Wednesday 13 September 2017

Natives and freedom - The Hurricane 1937

"A sense of honour in the South Seas is as about as silly as  a silk hat in a hurricane"  says Dr Kersaint to M. De Laage, the tyrannical governor of Manikura, a French colony in the South Pacific, who is "under the spell of honour and duty" and defines honour as the need to impose control on feckless natives. A ship arrives, bringing Mme De Laage, and Terangi, the First Mate, a born sailor who "kept hanging from the mast like a bird, with wings stretched for home".

The natives rush cheerfully aboard the ship to welcome the crew home, to the strains of Aloha Oe (read more about that song here). The natives, as the Doctor says, "are like birds who need to flock together in the breeze" The village celebrates the wedding of Terangi and Marama. Great shots of native girls in leis and Terangi's muscular bare chest.  Terangi and Marama set off in a dugout for an island honeymoon.  But Terangi smells a good wind: the ship sets sails again. In Tahiti, Ternagi and his friends are in a bar with loose women who smoke. Terangi plays with a mechanical hula doll with childish delight.  "Get up when a white man tells you!" sneers a drunk. Ternagi fells him with one blow.

But in colonies, fighting back is insurrection. The Hurricane's subtext was dangerous. Setting the movie in a French colony disguised the fact that the same brutal rules applied elsewhere, including Hawaii.   Or in the mainland US, for that matter.

Terangi is imprisoned. Being a free spirit, he keeps escaping and his sentence gets extended.   "Sixteen years in a cell with rats as companions".in chains, being whipped, doing hard labour., but Terangi remains unbroken.  He escapes again from maximum security, but inadvertently kills a guard. He steals a canoe and paddles 600 miles back to Manakura, navigating by the winds, braving storms at sea.  The local Priest takes him in secrecy to an island, where he's reunited with Marama and their child.

Back in Manakura, a hurricane is building up.  "Imagine Paris", says Mme De Laage, "civilizations don't do well in a hurricane"   The natives are restless : they know something, they're smiling.  Terangi's a legend, a symbol of freedom. De Laage finds out where he's hidden and sets off to capture him.  "You'll find a stronger authority than me in that storm!" cries the Priest. The hurricane hits Manakura.  People take shelter in the church, whose bells won't stop ringing in the wind. Fabulous cinematography - sheets of rain, flying debris, palm trees crashing, pounding waves. I've been in hurricanes. When I first saw this film on TV, it seemed realistic enough (to a kid).  

Terangi appears in a boat and the priest tells him to save those he can, who include Mme De Laage.  Eventually the church bell falls silent. But by then the church has been flattened, the priest and most of his parishioners killed.
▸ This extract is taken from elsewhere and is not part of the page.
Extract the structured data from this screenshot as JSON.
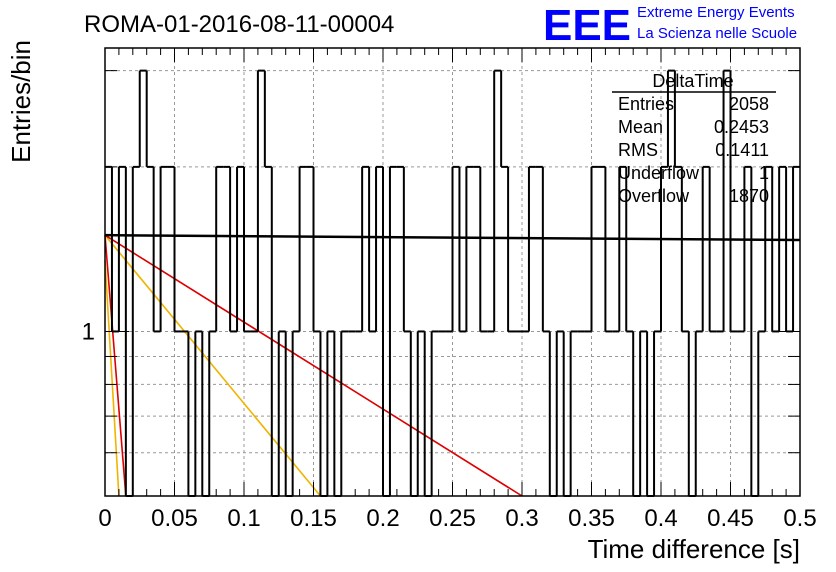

Terangi and his family wash up on a beach and light a fire. M. De Laage comes and rescues his wife. Terangi and his family escape in a war canoe.  De Laage spots it in the distance from his ship. "It's just debris" says his wife.
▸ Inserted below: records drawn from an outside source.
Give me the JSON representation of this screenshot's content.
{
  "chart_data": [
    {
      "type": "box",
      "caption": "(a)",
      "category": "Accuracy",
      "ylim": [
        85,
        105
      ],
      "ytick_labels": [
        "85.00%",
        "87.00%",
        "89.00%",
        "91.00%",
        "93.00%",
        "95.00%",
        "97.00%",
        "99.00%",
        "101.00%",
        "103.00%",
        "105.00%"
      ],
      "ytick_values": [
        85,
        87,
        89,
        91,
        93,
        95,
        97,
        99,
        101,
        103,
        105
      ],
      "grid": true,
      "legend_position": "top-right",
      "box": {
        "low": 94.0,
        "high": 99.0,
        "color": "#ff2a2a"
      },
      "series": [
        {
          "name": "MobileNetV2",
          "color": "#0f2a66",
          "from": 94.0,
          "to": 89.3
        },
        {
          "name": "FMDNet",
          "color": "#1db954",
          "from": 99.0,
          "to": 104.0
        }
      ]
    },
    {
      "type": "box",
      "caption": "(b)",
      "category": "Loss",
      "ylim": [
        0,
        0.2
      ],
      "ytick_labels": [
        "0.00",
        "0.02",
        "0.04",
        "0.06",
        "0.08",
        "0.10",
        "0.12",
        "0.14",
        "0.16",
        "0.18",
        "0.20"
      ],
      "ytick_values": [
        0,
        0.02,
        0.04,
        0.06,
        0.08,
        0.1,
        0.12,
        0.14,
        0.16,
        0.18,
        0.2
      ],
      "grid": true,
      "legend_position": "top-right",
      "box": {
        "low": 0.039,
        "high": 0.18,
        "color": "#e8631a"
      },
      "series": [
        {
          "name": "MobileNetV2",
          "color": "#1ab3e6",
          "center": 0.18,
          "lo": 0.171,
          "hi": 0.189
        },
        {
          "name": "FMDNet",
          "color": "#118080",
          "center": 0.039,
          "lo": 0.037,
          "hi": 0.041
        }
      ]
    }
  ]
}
Given that The Hurricane was made in 1937, the director John Ford and producer Samuel Goldwyn really couldn't take risks with the authorities, so they probably needed to play up the pseudo-religious moralizing, which is pretty turgid. Overlook that, though, and the movie is daringly radical. It challenges racism outright, and the idea of rigid, relentless power structures.  Although  Ternagi and Marama are acted by white people in  brownface (Jon Hall and Dorothy Lamour) and the characters they play are cardboard, the stereotypes aren't negative.  Compare The Hurricane to Typhoon, the 1940 Paramount movie shot in (then) glorious Technicolor and maximum special effects. There, the natives are no more than scenery and Dorothy Lamour's part serves only to offer glimpses of her body. Typhoon is  B movie crime flick set in the tropics. The Hurricane is much more, and would have been even better had Hollywood, and the West in general, been ready for something stronger.